What is the problem?
In last decade, amount of NMR data that large NMR facilities produce has dramatically increased due to high efficiency of fully automated instruments. However, this large quantity of data is not accordingly stored and shared despite of its considerable intrinsic value. NMR spectroscopy is lacking a global data depository that would be an equivalent of CCDC for X-ray crystallography data. The status quo has not been changing much despite of the open access data enforcement of research councils and initiatives like Go Fair and NMReDATA. We believe that the core of the issue is at the bottom of the pyramid. Data management in academic NMR laboratories is rather poor as the raw data are usually stored on a network drive without any metadata and search facilities. When the research is concluded, finding and uploading data into research data repository like Figshare or Zenodo becomes a troublesome commitment that researchers rather avoid at any cost.
NMR laboratories in industry have usually better data management but the data remains in isolated silos even after confidential embargo is ceased as there is no platform where NMR data could be traded as a digital asset.
How do we aim to solve it?
NOMAD tries to solve the problem from the bottom up by providing smart and complete solution for NMR laboratory data management that enables to store NMR data securely and robustly together with provenance meta-data and facilitates sharing and audibility.
NOMAD database automatically captures and stores data generated by NMR instruments and provides seamless tools for annotating, sharing and editing the data through easily accessible web browser interface.

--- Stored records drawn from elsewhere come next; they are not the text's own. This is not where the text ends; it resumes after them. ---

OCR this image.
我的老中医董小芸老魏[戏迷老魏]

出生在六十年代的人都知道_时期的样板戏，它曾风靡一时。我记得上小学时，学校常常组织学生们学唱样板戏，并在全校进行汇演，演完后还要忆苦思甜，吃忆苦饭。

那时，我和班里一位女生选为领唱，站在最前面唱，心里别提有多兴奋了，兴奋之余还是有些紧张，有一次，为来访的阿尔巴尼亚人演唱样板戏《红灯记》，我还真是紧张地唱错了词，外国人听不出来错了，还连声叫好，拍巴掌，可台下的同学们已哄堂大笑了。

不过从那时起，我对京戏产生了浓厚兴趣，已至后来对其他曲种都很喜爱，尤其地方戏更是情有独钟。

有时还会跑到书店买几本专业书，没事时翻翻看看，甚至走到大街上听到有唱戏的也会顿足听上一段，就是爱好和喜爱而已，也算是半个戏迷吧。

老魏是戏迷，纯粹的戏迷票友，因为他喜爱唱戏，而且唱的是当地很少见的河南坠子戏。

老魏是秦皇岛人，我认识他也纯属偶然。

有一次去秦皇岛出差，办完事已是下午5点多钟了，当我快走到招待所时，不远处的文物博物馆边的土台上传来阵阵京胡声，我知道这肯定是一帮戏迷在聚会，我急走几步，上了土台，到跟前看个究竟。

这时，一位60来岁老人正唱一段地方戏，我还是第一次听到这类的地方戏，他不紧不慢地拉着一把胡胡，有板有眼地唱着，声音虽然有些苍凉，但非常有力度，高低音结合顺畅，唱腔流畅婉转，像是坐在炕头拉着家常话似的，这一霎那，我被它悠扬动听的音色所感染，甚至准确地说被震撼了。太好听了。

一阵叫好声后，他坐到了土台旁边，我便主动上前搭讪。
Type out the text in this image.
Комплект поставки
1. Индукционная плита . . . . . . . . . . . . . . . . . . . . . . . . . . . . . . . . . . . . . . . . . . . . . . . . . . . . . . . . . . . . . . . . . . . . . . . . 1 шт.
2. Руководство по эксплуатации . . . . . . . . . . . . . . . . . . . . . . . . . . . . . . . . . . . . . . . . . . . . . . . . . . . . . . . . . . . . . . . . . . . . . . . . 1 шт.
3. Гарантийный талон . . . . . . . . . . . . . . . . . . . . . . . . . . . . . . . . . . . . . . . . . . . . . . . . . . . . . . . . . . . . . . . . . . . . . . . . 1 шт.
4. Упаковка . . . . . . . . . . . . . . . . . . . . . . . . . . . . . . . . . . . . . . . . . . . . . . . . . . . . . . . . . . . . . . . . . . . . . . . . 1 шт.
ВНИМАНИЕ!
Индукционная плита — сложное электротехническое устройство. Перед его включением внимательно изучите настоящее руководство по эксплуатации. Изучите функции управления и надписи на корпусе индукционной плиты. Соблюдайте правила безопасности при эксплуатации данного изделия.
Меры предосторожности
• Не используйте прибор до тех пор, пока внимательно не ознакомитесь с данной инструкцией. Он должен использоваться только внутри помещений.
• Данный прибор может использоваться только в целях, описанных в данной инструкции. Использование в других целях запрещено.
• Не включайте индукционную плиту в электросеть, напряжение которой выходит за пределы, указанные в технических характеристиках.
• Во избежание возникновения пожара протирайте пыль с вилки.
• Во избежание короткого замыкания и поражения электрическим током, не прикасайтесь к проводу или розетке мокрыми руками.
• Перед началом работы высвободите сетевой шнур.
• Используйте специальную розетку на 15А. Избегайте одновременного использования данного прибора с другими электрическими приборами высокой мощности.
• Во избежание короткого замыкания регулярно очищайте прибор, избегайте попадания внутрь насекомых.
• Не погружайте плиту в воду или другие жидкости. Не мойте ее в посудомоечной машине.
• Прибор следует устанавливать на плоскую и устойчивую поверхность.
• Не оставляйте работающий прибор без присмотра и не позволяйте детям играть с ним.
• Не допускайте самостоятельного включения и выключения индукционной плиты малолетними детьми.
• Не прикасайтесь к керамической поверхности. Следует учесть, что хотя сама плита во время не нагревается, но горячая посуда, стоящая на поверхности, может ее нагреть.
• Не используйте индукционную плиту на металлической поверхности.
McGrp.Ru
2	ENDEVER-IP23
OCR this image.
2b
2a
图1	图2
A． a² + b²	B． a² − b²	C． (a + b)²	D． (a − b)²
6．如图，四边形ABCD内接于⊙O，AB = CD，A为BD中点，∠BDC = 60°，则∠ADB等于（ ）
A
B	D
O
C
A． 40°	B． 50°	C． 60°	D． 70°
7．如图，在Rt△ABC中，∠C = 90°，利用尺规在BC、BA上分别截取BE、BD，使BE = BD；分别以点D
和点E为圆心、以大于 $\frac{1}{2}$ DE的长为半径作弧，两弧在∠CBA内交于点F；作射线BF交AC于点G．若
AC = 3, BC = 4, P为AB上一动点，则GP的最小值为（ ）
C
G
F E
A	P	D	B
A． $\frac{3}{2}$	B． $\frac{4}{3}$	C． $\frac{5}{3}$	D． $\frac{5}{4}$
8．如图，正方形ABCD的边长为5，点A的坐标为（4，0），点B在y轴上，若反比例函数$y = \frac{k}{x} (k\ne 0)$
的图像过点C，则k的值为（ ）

Connecting NOMAD to an Open Access Data repository would allow to streamline the whole NMR laboratory workflow from conception of experiment to publication of the research results.
NOMAD control is an optional module that offers a centralised dashboard for the management of large automated NMR laboratories that operate 24 hours per day, 7 days per week and could possibly act as additional driving force for adoption of NOMAD system.
The current version of NOMAD database has passed the proof-of-concept stage and can be delivered as a dockerised installation on a hardware provided by client/collaborator. These NOMAD installations would serve as local data management solution and low threshold gateway for open access raw NMR data deposition. In the same time, a portion of hardware resources could be contributed into formation of peer-to-peer network of nodes that would facilitate exchange of raw NMR data between participants of the network. In the long run, the NOMAD distributed database could lay down a base for a global open access NMR data repository that would collate the data from individual NOMAD nodes and also through SaaS portal (Dropbox like service) which could considerably lower the threshold for adoption. The community of NMR spectroscopists has a history of great collegiality that spans across the whole globe. Therefore, we strongly believe that such lightweight architecture of raw NMR data repository supported by NMR community has much higher chance for success than any centralised solution.
Since decentralised databases has shown to be able to maintain privacy and ownership of the data the P2P network that we outline here could also potentially serve as raw NMR data market places for private companies.